Middle Eastern countries are becoming more aware of the threat from climate change and the implications of global warming, an environmental expert said.
Dr Michael Mason, the director of the Middle East Centre at the London School of Economics, said the rise in awareness was reflected by public messaging from places including the UAE.
“Some countries are taking quite seriously climate change communication,” he said in a webinar organised by the Council for Arab-British Understanding, a not-for-profit organisation in London.
Dr Mason, who is also an associate of LSE’s Grantham Research Institute for Climate Change and the Environment, referenced a picture from the UAE’s National Environment Day that showed children promoting greener decisions.

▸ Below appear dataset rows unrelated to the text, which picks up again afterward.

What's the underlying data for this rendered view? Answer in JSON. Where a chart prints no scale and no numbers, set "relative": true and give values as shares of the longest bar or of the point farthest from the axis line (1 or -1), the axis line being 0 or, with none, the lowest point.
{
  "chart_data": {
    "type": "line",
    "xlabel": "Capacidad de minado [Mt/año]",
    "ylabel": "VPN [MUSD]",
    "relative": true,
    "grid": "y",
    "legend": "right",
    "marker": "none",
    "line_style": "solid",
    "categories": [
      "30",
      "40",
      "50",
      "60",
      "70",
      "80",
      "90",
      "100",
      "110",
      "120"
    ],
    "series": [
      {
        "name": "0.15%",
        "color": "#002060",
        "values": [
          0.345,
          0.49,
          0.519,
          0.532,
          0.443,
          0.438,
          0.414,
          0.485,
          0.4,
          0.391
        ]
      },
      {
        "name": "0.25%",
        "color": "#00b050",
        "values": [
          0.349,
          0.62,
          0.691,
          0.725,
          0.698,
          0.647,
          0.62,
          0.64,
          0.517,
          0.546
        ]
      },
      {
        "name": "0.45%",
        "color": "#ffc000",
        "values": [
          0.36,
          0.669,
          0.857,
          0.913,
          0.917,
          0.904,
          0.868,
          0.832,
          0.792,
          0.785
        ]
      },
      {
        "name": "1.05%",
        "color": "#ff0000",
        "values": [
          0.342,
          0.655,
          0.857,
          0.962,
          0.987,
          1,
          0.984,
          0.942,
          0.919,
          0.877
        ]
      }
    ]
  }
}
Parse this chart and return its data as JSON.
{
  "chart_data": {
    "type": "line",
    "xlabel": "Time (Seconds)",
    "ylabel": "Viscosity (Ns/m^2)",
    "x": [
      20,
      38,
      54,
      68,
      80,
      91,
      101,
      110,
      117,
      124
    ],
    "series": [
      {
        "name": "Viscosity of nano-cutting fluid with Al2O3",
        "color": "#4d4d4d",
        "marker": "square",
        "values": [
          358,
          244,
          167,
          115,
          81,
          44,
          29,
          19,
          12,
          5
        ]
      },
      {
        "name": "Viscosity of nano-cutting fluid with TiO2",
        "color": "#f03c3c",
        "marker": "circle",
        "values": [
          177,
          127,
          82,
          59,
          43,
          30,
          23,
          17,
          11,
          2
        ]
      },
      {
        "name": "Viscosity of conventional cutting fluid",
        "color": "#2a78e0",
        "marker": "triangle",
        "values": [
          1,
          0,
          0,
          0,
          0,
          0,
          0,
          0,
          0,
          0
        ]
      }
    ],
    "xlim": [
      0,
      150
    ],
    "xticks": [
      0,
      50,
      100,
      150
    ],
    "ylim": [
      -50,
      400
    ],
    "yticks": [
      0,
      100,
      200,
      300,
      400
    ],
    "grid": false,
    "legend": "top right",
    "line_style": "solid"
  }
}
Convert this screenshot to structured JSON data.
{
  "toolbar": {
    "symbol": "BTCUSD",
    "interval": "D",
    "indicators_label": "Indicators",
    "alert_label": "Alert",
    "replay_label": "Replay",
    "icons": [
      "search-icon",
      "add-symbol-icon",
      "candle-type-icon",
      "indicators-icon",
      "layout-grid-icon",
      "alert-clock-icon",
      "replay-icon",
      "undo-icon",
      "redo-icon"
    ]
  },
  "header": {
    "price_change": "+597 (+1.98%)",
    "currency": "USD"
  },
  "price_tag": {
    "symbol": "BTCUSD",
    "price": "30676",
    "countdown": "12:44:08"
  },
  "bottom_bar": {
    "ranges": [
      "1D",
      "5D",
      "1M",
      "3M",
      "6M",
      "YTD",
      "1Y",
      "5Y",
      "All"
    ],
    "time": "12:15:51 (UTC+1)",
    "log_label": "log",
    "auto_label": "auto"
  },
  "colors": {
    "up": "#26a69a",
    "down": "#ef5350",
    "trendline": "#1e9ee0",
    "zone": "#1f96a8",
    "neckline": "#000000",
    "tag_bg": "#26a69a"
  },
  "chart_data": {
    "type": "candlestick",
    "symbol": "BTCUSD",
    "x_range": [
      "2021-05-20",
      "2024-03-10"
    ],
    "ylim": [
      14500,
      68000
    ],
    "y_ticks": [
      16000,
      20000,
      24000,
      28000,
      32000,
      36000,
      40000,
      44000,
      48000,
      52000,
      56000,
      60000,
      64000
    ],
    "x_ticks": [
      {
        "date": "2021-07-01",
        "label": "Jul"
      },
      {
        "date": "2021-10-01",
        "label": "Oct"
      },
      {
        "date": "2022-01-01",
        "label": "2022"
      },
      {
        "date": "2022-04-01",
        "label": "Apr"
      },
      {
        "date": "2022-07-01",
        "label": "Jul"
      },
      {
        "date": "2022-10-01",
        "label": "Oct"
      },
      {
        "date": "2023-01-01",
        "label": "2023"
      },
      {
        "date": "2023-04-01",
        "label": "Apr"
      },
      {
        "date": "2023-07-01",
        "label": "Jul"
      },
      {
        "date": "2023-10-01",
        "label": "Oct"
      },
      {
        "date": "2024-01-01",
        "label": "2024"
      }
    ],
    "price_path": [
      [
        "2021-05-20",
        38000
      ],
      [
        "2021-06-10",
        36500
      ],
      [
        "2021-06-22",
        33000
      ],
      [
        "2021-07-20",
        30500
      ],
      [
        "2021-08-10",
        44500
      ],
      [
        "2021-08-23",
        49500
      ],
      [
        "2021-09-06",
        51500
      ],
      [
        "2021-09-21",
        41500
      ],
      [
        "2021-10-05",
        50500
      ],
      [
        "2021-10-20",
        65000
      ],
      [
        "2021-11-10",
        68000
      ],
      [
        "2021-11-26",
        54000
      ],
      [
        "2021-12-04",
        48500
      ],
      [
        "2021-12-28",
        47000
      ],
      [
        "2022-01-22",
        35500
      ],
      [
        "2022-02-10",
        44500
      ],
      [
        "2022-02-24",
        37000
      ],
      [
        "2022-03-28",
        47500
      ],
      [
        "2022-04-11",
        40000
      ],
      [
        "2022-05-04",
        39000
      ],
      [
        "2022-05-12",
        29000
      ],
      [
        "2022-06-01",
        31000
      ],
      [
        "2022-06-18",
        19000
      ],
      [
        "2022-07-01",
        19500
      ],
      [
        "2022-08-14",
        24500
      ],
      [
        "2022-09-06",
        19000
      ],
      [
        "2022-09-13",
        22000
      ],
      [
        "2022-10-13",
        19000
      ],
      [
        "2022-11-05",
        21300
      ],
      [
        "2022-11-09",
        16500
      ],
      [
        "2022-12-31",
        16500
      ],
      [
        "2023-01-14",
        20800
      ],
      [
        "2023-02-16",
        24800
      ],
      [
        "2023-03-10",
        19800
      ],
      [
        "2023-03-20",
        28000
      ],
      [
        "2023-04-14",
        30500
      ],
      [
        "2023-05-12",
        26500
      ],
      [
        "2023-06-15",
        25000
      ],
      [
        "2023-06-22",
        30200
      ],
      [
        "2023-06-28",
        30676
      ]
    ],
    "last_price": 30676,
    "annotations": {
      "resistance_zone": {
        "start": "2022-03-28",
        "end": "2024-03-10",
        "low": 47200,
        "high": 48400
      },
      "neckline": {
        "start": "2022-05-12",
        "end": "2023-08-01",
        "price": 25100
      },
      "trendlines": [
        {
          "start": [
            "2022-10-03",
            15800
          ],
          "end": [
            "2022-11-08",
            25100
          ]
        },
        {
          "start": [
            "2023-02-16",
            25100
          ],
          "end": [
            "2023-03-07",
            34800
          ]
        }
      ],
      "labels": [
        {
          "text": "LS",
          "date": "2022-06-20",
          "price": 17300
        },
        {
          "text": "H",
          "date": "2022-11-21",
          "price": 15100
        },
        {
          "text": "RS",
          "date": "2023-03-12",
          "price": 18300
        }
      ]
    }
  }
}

He said it served to highlight the “extent to which younger generations are educated about energy efficiency and climate change”.
Dr Mason also cited the changing nature of news reporting from the Middle East, noting “that climate change coverage in the region has traditionally been featured as foreign news, talking about international climate change negotiations”.
“But in recent years you’re seeing more and more an awareness of this is something that has domestic implications,” he said
“There’s a perception in the region that climate change is an issue.”
Research on climate attitudes, published in January, found that 64 per cent of those surveyed from eight countries in the Mena region believed that climate change was a global emergency.
The study by the UN Development Programme polled people in Algeria, Djibouti, Egypt, Iraq, Jordan, Morocco, Sudan and Tunisia.
The UAE has offered to host the UN climate summit Cop28 in 2023 and has received support from Bahrain and Jordan, among others.
John Kerry, the US special presidential envoy for climate, said he saw “strong arguments” for the UAE’s candidacy.